8. Your rights (GDPR Chapter III)

Subject to the conditions set out in the GDPR, you have the right to:

  • Access the personal data we hold about you (Art. 15).
  • Request correction of inaccurate or incomplete data (Art. 16).
  • Request erasure of your data (“right to be forgotten”, Art. 17), subject to legal retention exceptions.
  • Restrict or object to certain processing (Art. 18 and 21).
  • Receive a portable copy of data you provided (Art. 20).
  • Withdraw consent at any time, where consent is the legal basis.
  • Lodge a complaint with the Bulgarian Commission for Personal Data Protection (CPDP, cpdp.bg) or your local supervisory authority.

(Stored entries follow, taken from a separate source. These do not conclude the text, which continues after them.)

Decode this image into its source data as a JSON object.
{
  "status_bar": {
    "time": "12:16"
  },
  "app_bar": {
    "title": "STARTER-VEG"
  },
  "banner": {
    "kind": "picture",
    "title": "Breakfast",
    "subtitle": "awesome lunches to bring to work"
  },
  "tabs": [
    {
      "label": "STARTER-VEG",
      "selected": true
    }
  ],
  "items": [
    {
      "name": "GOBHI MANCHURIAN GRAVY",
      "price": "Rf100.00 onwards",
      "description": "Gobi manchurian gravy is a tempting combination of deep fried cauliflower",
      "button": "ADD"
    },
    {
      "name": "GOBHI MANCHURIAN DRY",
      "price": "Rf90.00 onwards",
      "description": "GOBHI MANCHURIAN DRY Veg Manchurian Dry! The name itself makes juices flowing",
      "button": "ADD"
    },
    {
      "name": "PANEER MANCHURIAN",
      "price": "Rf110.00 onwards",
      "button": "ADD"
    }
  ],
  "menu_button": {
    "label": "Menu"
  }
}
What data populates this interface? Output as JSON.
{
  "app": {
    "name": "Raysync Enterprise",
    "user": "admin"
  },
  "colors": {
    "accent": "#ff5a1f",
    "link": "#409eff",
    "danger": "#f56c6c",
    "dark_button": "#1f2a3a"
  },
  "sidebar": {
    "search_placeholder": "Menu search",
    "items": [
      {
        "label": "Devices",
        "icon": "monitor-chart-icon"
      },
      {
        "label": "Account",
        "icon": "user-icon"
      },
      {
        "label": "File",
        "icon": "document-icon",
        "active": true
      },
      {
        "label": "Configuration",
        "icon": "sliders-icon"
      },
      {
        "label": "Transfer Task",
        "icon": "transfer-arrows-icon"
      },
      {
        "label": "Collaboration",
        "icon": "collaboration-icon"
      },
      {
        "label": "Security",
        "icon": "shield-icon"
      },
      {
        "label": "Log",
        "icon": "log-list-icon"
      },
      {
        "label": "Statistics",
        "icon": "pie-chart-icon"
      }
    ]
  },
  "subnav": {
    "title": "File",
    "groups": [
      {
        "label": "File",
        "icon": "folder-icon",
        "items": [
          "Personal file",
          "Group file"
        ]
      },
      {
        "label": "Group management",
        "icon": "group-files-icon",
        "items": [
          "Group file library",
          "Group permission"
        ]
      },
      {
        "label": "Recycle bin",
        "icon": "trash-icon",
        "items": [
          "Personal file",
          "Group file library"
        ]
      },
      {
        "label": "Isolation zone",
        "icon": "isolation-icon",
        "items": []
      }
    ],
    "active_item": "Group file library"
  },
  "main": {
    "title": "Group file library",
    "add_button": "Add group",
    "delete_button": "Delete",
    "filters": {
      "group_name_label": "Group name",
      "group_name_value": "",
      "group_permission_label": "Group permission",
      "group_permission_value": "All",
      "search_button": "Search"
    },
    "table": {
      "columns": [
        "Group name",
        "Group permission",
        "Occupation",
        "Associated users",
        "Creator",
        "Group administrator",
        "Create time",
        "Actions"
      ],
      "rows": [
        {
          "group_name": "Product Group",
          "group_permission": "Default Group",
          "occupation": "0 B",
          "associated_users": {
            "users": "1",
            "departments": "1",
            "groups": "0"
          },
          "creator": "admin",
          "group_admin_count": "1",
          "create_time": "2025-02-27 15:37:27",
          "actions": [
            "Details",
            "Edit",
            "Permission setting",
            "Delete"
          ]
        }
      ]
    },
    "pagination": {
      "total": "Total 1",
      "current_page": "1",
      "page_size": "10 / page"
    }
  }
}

To exercise any of these rights, email mtk-trade@abv.bg from the address associated with your account. We respond within 30 days as required by law.

9. Security

We use industry-standard technical and organisational measures: HTTPS encryption in transit, encryption at rest for our database, hashed passwords, role-based access controls, and row-level security on sensitive tables. No system can be guaranteed completely secure; if a personal data breach occurs that is likely to result in a risk to your rights and freedoms, we will notify you and the supervisory authority in line with Art. 33–34 GDPR.

10. Children

The Platform is intended for users aged 18 and over. We do not knowingly collect personal data from anyone under 18. If you believe a minor has provided us with personal data, please contact us so we can delete it.

11. Cookies

We use only strictly necessary cookies (authentication session, language preference, CSRF protection). These cookies do not require consent under the ePrivacy Directive. If we introduce analytics or marketing cookies in the future, we will request your consent via a banner before setting them.

12. Changes to this policy

We may update this Privacy Policy from time to time. Material changes will be communicated by email to your registered address and through a notice on the Platform at least 14 days before they take effect.

13. Contact

Questions, requests, or complaints? Contact us at mtk-trade@abv.bg.

Postal address: MTK Trade LTD, bul. Maria Luiza 105, Sredets District, Sofia 1202, Bulgaria.